A search light is being used at the edge of a tank to find a lost key at the bottom of the tank. The tank is filled to the top with a fluid for which the index of refraction is 1.68. The key is 8.176 m below the surface and 6.84 m from the edge of the tank. At what angle to the normal will the searchlight have to point in order to locate the key if the light enters the water 1 m from the edge of the tank?

Homework Equations

snell's law
n1 sin theta1 = n1 sin theta2

The Attempt at a Solution

inverse sin of 6.84/8.176

inverse sign of 7.84/8.176

and then i added those two together..

Im totally lost and don't understand what to do . Any help will be much appreciated =]

 

[LowlyPion]

Draw a picture first off.

The θ₂ is given by tan^-1 of (6.84 - 1)/8.176

The rest should be easy peasy.

 

[itryphysics]

so everything i did was ok except for I use inverse of tan and not sin to find the angles?

 

[LowlyPion]

so everything i did was ok except for I use inverse of tan and not sin to find the angles?

Not exactly.
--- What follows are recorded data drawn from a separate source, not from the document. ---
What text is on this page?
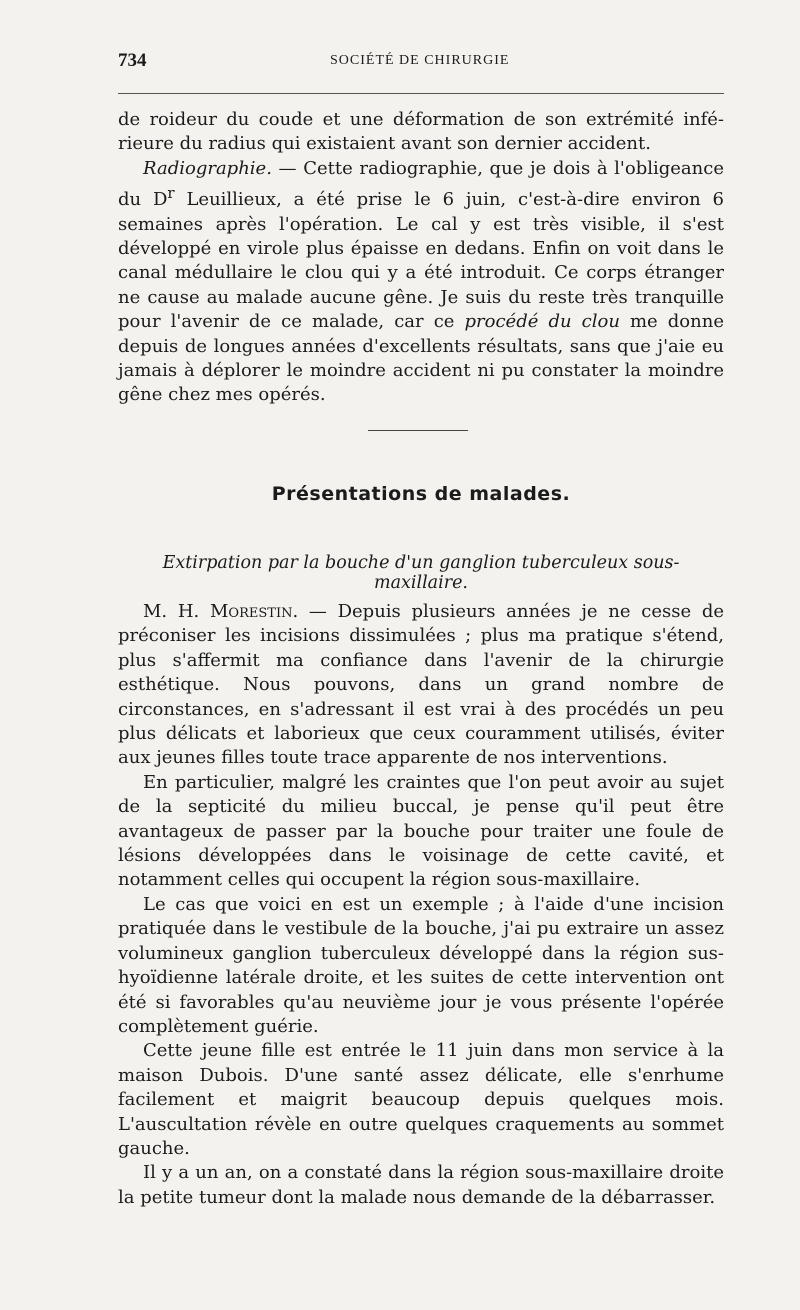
734	SOCIÉTÉ DE CHIRURGIE

de roideur du coude et une déformation de son extrémité infé- rieure du radius qui existaient avant son dernier accident.

Radiographie. — Cette radiographie, que je dois à l'obligeance du $D^r$ Leuillieux, a été prise le 6 juin, c'est-à-dire environ 6 semaines après l'opération. Le cal y est très visible, il s'est développé en virole plus épaisse en dedans. Enfin on voit dans le canal médullaire le clou qui y a été introduit. Ce corps étranger ne cause au malade aucune gêne. Je suis du reste très tranquille pour l'avenir de ce malade, car ce procédé du clou me donne depuis de longues années d'excellents résultats, sans que j'aie eu jamais à déplorer le moindre accident ni pu constater la moindre gêne chez mes opérés.

Présentations de malades.
Extirpation par la bouche d'un ganglion tuberculeux sous-maxillaire.

M. H. Morestin. — Depuis plusieurs années je ne cesse de préconiser les incisions dissimulées ; plus ma pratique s'étend, plus s'affermit ma confiance dans l'avenir de la chirurgie esthétique. Nous pouvons, dans un grand nombre de circonstances, en s'adressant il est vrai à des procédés un peu plus délicats et laborieux que ceux couramment utilisés, éviter aux jeunes filles toute trace apparente de nos interventions.

En particulier, malgré les craintes que l'on peut avoir au sujet de la septicité du milieu buccal, je pense qu'il peut être avantageux de passer par la bouche pour traiter une foule de lésions développées dans le voisinage de cette cavité, et notamment celles qui occupent la région sous-maxillaire.

Le cas que voici en est un exemple ; à l'aide d'une incision pratiquée dans le vestibule de la bouche, j'ai pu extraire un assez volumineux ganglion tuberculeux développé dans la région sus-hyoïdienne latérale droite, et les suites de cette intervention ont été si favorables qu'au neuvième jour je vous présente l'opérée complètement guérie.

Cette jeune fille est entrée le 11 juin dans mon service à la maison Dubois. D'une santé assez délicate, elle s'enrhume facilement et maigrit beaucoup depuis quelques mois. L'auscultation révèle en outre quelques craquements au sommet gauche.

Il y a un an, on a constaté dans la région sous-maxillaire droite la petite tumeur dont la malade nous demande de la débarrasser.
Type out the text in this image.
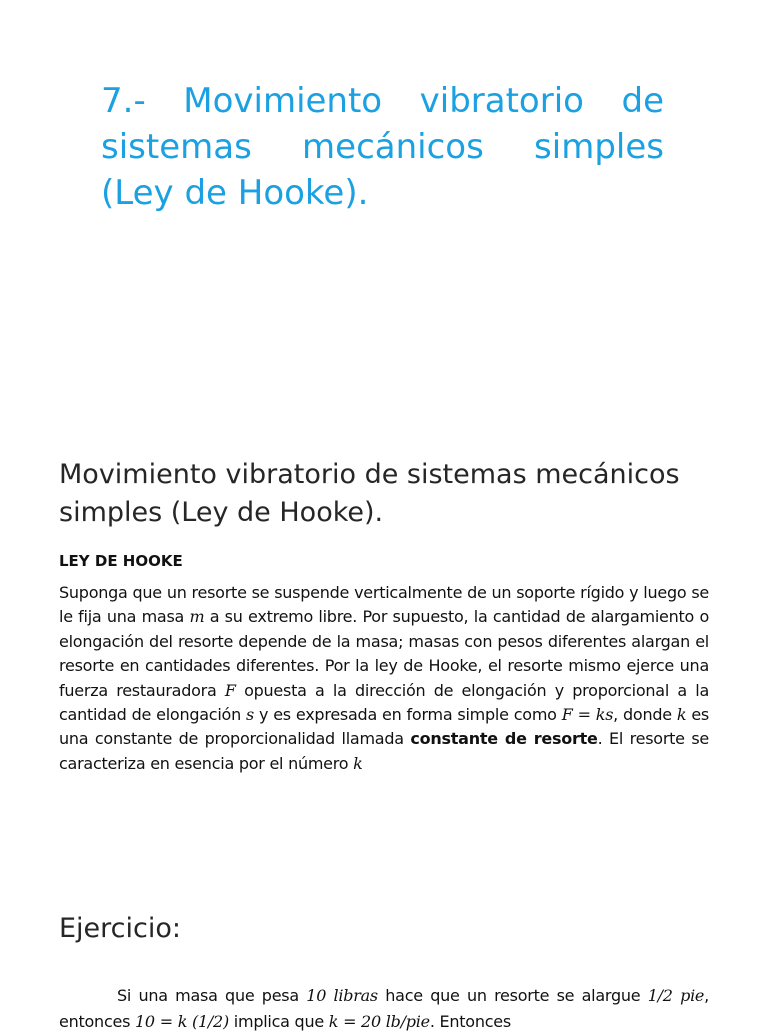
7.- Movimiento vibratorio de sistemas mecánicos simples (Ley de Hooke).
Movimiento vibratorio de sistemas mecánicos simples (Ley de Hooke).
LEY DE HOOKE

Suponga que un resorte se suspende verticalmente de un soporte rígido y luego se le fija una masa m a su extremo libre. Por supuesto, la cantidad de alargamiento o elongación del resorte depende de la masa; masas con pesos diferentes alargan el resorte en cantidades diferentes. Por la ley de Hooke, el resorte mismo ejerce una fuerza restauradora F opuesta a la dirección de elongación y proporcional a la cantidad de elongación s y es expresada en forma simple como F = ks, donde k es una constante de proporcionalidad llamada constante de resorte. El resorte se caracteriza en esencia por el número k

Ejercicio:

Si una masa que pesa 10 libras hace que un resorte se alargue 1/2 pie, entonces 10 = k (1/2) implica que k = 20 lb/pie. Entonces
You failed to account for the light entering the water at 1m.

In the drawing then your net x displacement over the y depth describes θ with respect to the vertical.

To determine the θ1 of course you use sin^-1

 

[itryphysics]

im lost. sorry . so what is wrong with the way i was calculating theta 1?

 

[LowlyPion]

im lost. sorry . so what is wrong with the way i was calculating theta 1?

You use Snell's law. So knowing θ2 from the tan^-1 and ...

n1*sinθ1 = n2*sinθ 2

1*sinθ1 = 1.68*sinθ2

To determine θ1 you take the sin^-1.

Isn't that what you were doing before?